Last think we have to do is map the old points and obtain the points: $Z = W^\top X$. Also remember that $\bar X = W\cdot Z$. This is simply:
def fit_pca(X, W):
  return np.dot(X,W)

Z = fit_pca(X,W)
X_bar = np.dot(W,Z.T)
And now we're done! We can plot the new points $(z_1, \dots, z_n)$ in orange against the original points in blue to visualize $Z$.

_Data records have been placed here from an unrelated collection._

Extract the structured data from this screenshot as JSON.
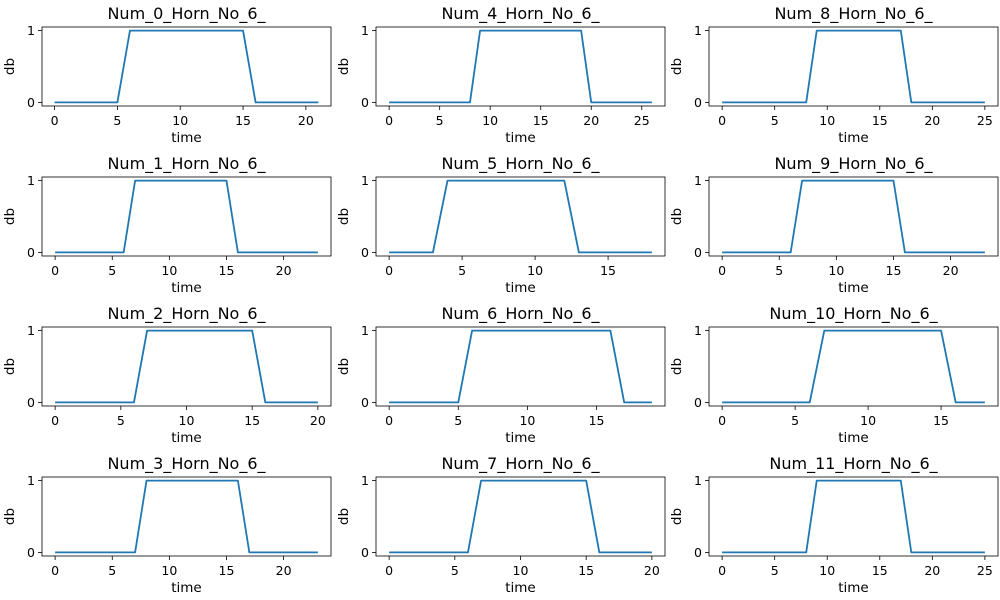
{
  "chart_data": [
    {
      "type": "line",
      "title": "Num_0_Horn_No_6_",
      "xlabel": "time",
      "ylabel": "db",
      "xlim": [
        -1,
        22
      ],
      "ylim": [
        -0.05,
        1.05
      ],
      "xticks": [
        0,
        5,
        10,
        15,
        20
      ],
      "yticks": [
        0,
        1
      ],
      "x": [
        0,
        1,
        2,
        3,
        4,
        5,
        6,
        7,
        8,
        9,
        10,
        11,
        12,
        13,
        14,
        15,
        16,
        17,
        18,
        19,
        20,
        21
      ],
      "y": [
        0,
        0,
        0,
        0,
        0,
        0,
        1,
        1,
        1,
        1,
        1,
        1,
        1,
        1,
        1,
        1,
        0,
        0,
        0,
        0,
        0,
        0
      ]
    },
    {
      "type": "line",
      "title": "Num_4_Horn_No_6_",
      "xlabel": "time",
      "ylabel": "db",
      "xlim": [
        -1.3,
        27.3
      ],
      "ylim": [
        -0.05,
        1.05
      ],
      "xticks": [
        0,
        5,
        10,
        15,
        20,
        25
      ],
      "yticks": [
        0,
        1
      ],
      "x": [
        0,
        1,
        2,
        3,
        4,
        5,
        6,
        7,
        8,
        9,
        10,
        11,
        12,
        13,
        14,
        15,
        16,
        17,
        18,
        19,
        20,
        21,
        22,
        23,
        24,
        25,
        26
      ],
      "y": [
        0,
        0,
        0,
        0,
        0,
        0,
        0,
        0,
        0,
        1,
        1,
        1,
        1,
        1,
        1,
        1,
        1,
        1,
        1,
        1,
        0,
        0,
        0,
        0,
        0,
        0,
        0
      ]
    },
    {
      "type": "line",
      "title": "Num_8_Horn_No_6_",
      "xlabel": "time",
      "ylabel": "db",
      "xlim": [
        -1.25,
        26.25
      ],
      "ylim": [
        -0.05,
        1.05
      ],
      "xticks": [
        0,
        5,
        10,
        15,
        20,
        25
      ],
      "yticks": [
        0,
        1
      ],
      "x": [
        0,
        1,
        2,
        3,
        4,
        5,
        6,
        7,
        8,
        9,
        10,
        11,
        12,
        13,
        14,
        15,
        16,
        17,
        18,
        19,
        20,
        21,
        22,
        23,
        24,
        25
      ],
      "y": [
        0,
        0,
        0,
        0,
        0,
        0,
        0,
        0,
        0,
        1,
        1,
        1,
        1,
        1,
        1,
        1,
        1,
        1,
        0,
        0,
        0,
        0,
        0,
        0,
        0,
        0
      ]
    },
    {
      "type": "line",
      "title": "Num_1_Horn_No_6_",
      "xlabel": "time",
      "ylabel": "db",
      "xlim": [
        -1.15,
        24.15
      ],
      "ylim": [
        -0.05,
        1.05
      ],
      "xticks": [
        0,
        5,
        10,
        15,
        20
      ],
      "yticks": [
        0,
        1
      ],
      "x": [
        0,
        1,
        2,
        3,
        4,
        5,
        6,
        7,
        8,
        9,
        10,
        11,
        12,
        13,
        14,
        15,
        16,
        17,
        18,
        19,
        20,
        21,
        22,
        23
      ],
      "y": [
        0,
        0,
        0,
        0,
        0,
        0,
        0,
        1,
        1,
        1,
        1,
        1,
        1,
        1,
        1,
        1,
        0,
        0,
        0,
        0,
        0,
        0,
        0,
        0
      ]
    },
    {
      "type": "line",
      "title": "Num_5_Horn_No_6_",
      "xlabel": "time",
      "ylabel": "db",
      "xlim": [
        -0.9,
        18.9
      ],
      "ylim": [
        -0.05,
        1.05
      ],
      "xticks": [
        0,
        5,
        10,
        15
      ],
      "yticks": [
        0,
        1
      ],
      "x": [
        0,
        1,
        2,
        3,
        4,
        5,
        6,
        7,
        8,
        9,
        10,
        11,
        12,
        13,
        14,
        15,
        16,
        17,
        18
      ],
      "y": [
        0,
        0,
        0,
        0,
        1,
        1,
        1,
        1,
        1,
        1,
        1,
        1,
        1,
        0,
        0,
        0,
        0,
        0,
        0
      ]
    },
    {
      "type": "line",
      "title": "Num_9_Horn_No_6_",
      "xlabel": "time",
      "ylabel": "db",
      "xlim": [
        -1.15,
        24.15
      ],
      "ylim": [
        -0.05,
        1.05
      ],
      "xticks": [
        0,
        5,
        10,
        15,
        20
      ],
      "yticks": [
        0,
        1
      ],
      "x": [
        0,
        1,
        2,
        3,
        4,
        5,
        6,
        7,
        8,
        9,
        10,
        11,
        12,
        13,
        14,
        15,
        16,
        17,
        18,
        19,
        20,
        21,
        22,
        23
      ],
      "y": [
        0,
        0,
        0,
        0,
        0,
        0,
        0,
        1,
        1,
        1,
        1,
        1,
        1,
        1,
        1,
        1,
        0,
        0,
        0,
        0,
        0,
        0,
        0,
        0
      ]
    },
    {
      "type": "line",
      "title": "Num_2_Horn_No_6_",
      "xlabel": "time",
      "ylabel": "db",
      "xlim": [
        -1,
        21
      ],
      "ylim": [
        -0.05,
        1.05
      ],
      "xticks": [
        0,
        5,
        10,
        15,
        20
      ],
      "yticks": [
        0,
        1
      ],
      "x": [
        0,
        1,
        2,
        3,
        4,
        5,
        6,
        7,
        8,
        9,
        10,
        11,
        12,
        13,
        14,
        15,
        16,
        17,
        18,
        19,
        20
      ],
      "y": [
        0,
        0,
        0,
        0,
        0,
        0,
        0,
        1,
        1,
        1,
        1,
        1,
        1,
        1,
        1,
        1,
        0,
        0,
        0,
        0,
        0
      ]
    },
    {
      "type": "line",
      "title": "Num_6_Horn_No_6_",
      "xlabel": "time",
      "ylabel": "db",
      "xlim": [
        -0.95,
        19.95
      ],
      "ylim": [
        -0.05,
        1.05
      ],
      "xticks": [
        0,
        5,
        10,
        15
      ],
      "yticks": [
        0,
        1
      ],
      "x": [
        0,
        1,
        2,
        3,
        4,
        5,
        6,
        7,
        8,
        9,
        10,
        11,
        12,
        13,
        14,
        15,
        16,
        17,
        18,
        19
      ],
      "y": [
        0,
        0,
        0,
        0,
        0,
        0,
        1,
        1,
        1,
        1,
        1,
        1,
        1,
        1,
        1,
        1,
        1,
        0,
        0,
        0
      ]
    },
    {
      "type": "line",
      "title": "Num_10_Horn_No_6_",
      "xlabel": "time",
      "ylabel": "db",
      "xlim": [
        -0.9,
        18.9
      ],
      "ylim": [
        -0.05,
        1.05
      ],
      "xticks": [
        0,
        5,
        10,
        15
      ],
      "yticks": [
        0,
        1
      ],
      "x": [
        0,
        1,
        2,
        3,
        4,
        5,
        6,
        7,
        8,
        9,
        10,
        11,
        12,
        13,
        14,
        15,
        16,
        17,
        18
      ],
      "y": [
        0,
        0,
        0,
        0,
        0,
        0,
        0,
        1,
        1,
        1,
        1,
        1,
        1,
        1,
        1,
        1,
        0,
        0,
        0
      ]
    },
    {
      "type": "line",
      "title": "Num_3_Horn_No_6_",
      "xlabel": "time",
      "ylabel": "db",
      "xlim": [
        -1.15,
        24.15
      ],
      "ylim": [
        -0.05,
        1.05
      ],
      "xticks": [
        0,
        5,
        10,
        15,
        20
      ],
      "yticks": [
        0,
        1
      ],
      "x": [
        0,
        1,
        2,
        3,
        4,
        5,
        6,
        7,
        8,
        9,
        10,
        11,
        12,
        13,
        14,
        15,
        16,
        17,
        18,
        19,
        20,
        21,
        22,
        23
      ],
      "y": [
        0,
        0,
        0,
        0,
        0,
        0,
        0,
        0,
        1,
        1,
        1,
        1,
        1,
        1,
        1,
        1,
        1,
        0,
        0,
        0,
        0,
        0,
        0,
        0
      ]
    },
    {
      "type": "line",
      "title": "Num_7_Horn_No_6_",
      "xlabel": "time",
      "ylabel": "db",
      "xlim": [
        -1,
        21
      ],
      "ylim": [
        -0.05,
        1.05
      ],
      "xticks": [
        0,
        5,
        10,
        15,
        20
      ],
      "yticks": [
        0,
        1
      ],
      "x": [
        0,
        1,
        2,
        3,
        4,
        5,
        6,
        7,
        8,
        9,
        10,
        11,
        12,
        13,
        14,
        15,
        16,
        17,
        18,
        19,
        20
      ],
      "y": [
        0,
        0,
        0,
        0,
        0,
        0,
        0,
        1,
        1,
        1,
        1,
        1,
        1,
        1,
        1,
        1,
        0,
        0,
        0,
        0,
        0
      ]
    },
    {
      "type": "line",
      "title": "Num_11_Horn_No_6_",
      "xlabel": "time",
      "ylabel": "db",
      "xlim": [
        -1.25,
        26.25
      ],
      "ylim": [
        -0.05,
        1.05
      ],
      "xticks": [
        0,
        5,
        10,
        15,
        20,
        25
      ],
      "yticks": [
        0,
        1
      ],
      "x": [
        0,
        1,
        2,
        3,
        4,
        5,
        6,
        7,
        8,
        9,
        10,
        11,
        12,
        13,
        14,
        15,
        16,
        17,
        18,
        19,
        20,
        21,
        22,
        23,
        24,
        25
      ],
      "y": [
        0,
        0,
        0,
        0,
        0,
        0,
        0,
        0,
        0,
        1,
        1,
        1,
        1,
        1,
        1,
        1,
        1,
        1,
        0,
        0,
        0,
        0,
        0,
        0,
        0,
        0
      ]
    }
  ],
  "colors": {
    "line": "#1f77b4",
    "axes": "#000000",
    "background": "#ffffff"
  }
}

Obtained dataset $Z$ - PCA on $X$ with $k=1$
We can do the same also with the re-projected points $(\bar x_1, \dots, \bar x_n)$ (distance of which from original dataset we wanted to minimize) and get a nice visualization of the dimension reduction.
Retrieved points $\bar X$
Important to notice - we are only considering the bigger eigenvalue for this dimension reduction. This means the larger eigenvalue is contains around $179.23427235 / (179.23427235 + 41\\.76572765) \approx 81\%$ of the information about the original dataset. This can be useful if we want for example to sustain given percentage of the original dataset features - we can choose $k$, such that the sum of the eigenvalues satisfies the percentage.